The talk gives an overview of the method and its application, along with theoretical results regarding its incompleteness.

Short bio

Thomas Sturm studied computer science at the University of Passau, Germany, where he held positions as a researcher and faculty member (Privatdozent) after finishing his studies in 1995. In 2008 he was awarded a Ramón y Cajal Fellowship by the Spanish Ministry of Science and Innovation and moved to the University of Cantabria in Santander. In 2011 he joined the MPI for Informatics in Saarbrücken, Germany, where he headed a research group for Arithmetic Reasoning. In 2016 he was appointed as a research director at French CNRS. Sturm has worked as a visiting researcher at various international institutes and research facilities including SRI International in Menlo Park, Zuse Institute Berlin, Fujitsu Laboratories Japan, Lomonosov Moscow State University, and Forschungs­zentrum Jülich. Sturm is an editor at the Journal of Symbolic Computation (Elsevier) and at Mathematics in Computer Science (Springer).
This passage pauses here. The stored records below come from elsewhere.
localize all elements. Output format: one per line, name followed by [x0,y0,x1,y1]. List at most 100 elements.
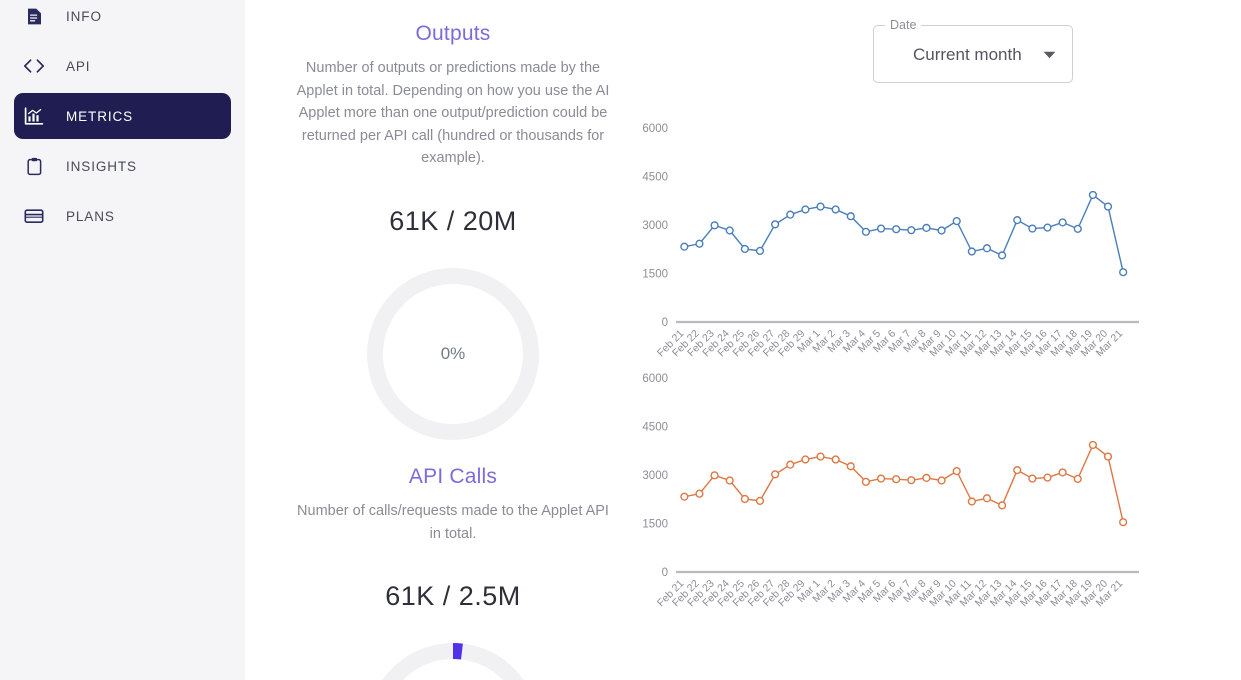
data-point[interactable] [771,220,780,229]
data-point[interactable] [1119,518,1128,527]
data-point[interactable] [831,455,840,464]
data-point[interactable] [1013,216,1022,225]
data-point[interactable] [861,477,871,486]
metrics-page: INFO API METRICS INSIGHTS PLANS Outputs … [0,0,1241,680]
metric-card-outputs: Outputs Number of outputs or predictions… [278,22,628,443]
data-point[interactable] [1088,440,1097,450]
data-point[interactable] [816,452,825,461]
data-point[interactable] [1058,468,1067,477]
date-select[interactable]: Date Current month [873,18,1073,84]
data-point[interactable] [680,242,689,251]
bar-chart-icon [22,104,46,128]
data-point[interactable] [710,221,719,230]
data-point[interactable] [725,226,734,235]
data-point[interactable] [907,226,916,235]
gauge-percent-label: 0% [440,343,466,363]
metric-value: 61K / 2.5M [385,581,521,612]
sidebar-item-label: API [66,58,91,74]
metric-description: Number of calls/requests made to the App… [297,502,609,542]
data-point[interactable] [755,246,765,255]
data-point[interactable] [1013,466,1022,475]
data-point[interactable] [982,494,992,503]
data-point[interactable] [1073,224,1082,233]
data-point[interactable] [1028,224,1037,233]
data-point[interactable] [861,227,871,236]
data-point[interactable] [1043,473,1052,482]
data-point[interactable] [998,501,1007,510]
data-point[interactable] [952,217,961,226]
sidebar-item-label: INSIGHTS [66,158,137,174]
data-point[interactable] [801,205,810,214]
data-point[interactable] [695,239,704,248]
data-point[interactable] [816,202,825,211]
data-point[interactable] [876,224,886,233]
sidebar-item-label: METRICS [66,108,134,124]
data-point[interactable] [771,470,780,479]
data-point[interactable] [1103,202,1113,211]
api-calls-chart: 0 1500 3000 4500 6000 Feb 21 Feb 22 Feb 23 Feb 2… [628,350,1148,610]
page-title: Outputs [415,22,491,45]
code-icon [22,54,46,78]
data-point[interactable] [952,467,961,476]
date-filter[interactable]: Date Current month [873,18,1073,84]
clipboard-icon [22,154,46,178]
data-point[interactable] [740,244,749,254]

Sturm’s research interests span the domains of exact and efficient computation, computer algebra, logic, and formal reasoning. This includes the development of effective quantifier elimination methods and decision procedures for various algebraic theories, their efficient implementation, and their application in the sciences and in engineering. On the foundational side, he is working on methods from tropical algebra in a liberal sense with strong focus on the real numbers as the domain of interest. His methods are used in SMT solving and in mathematical biology. On the applied side, one focus is interdisciplinary research on specialized decision methods for the qualitative analysis of dynamic properties of reaction systems in chemistry and systems biology.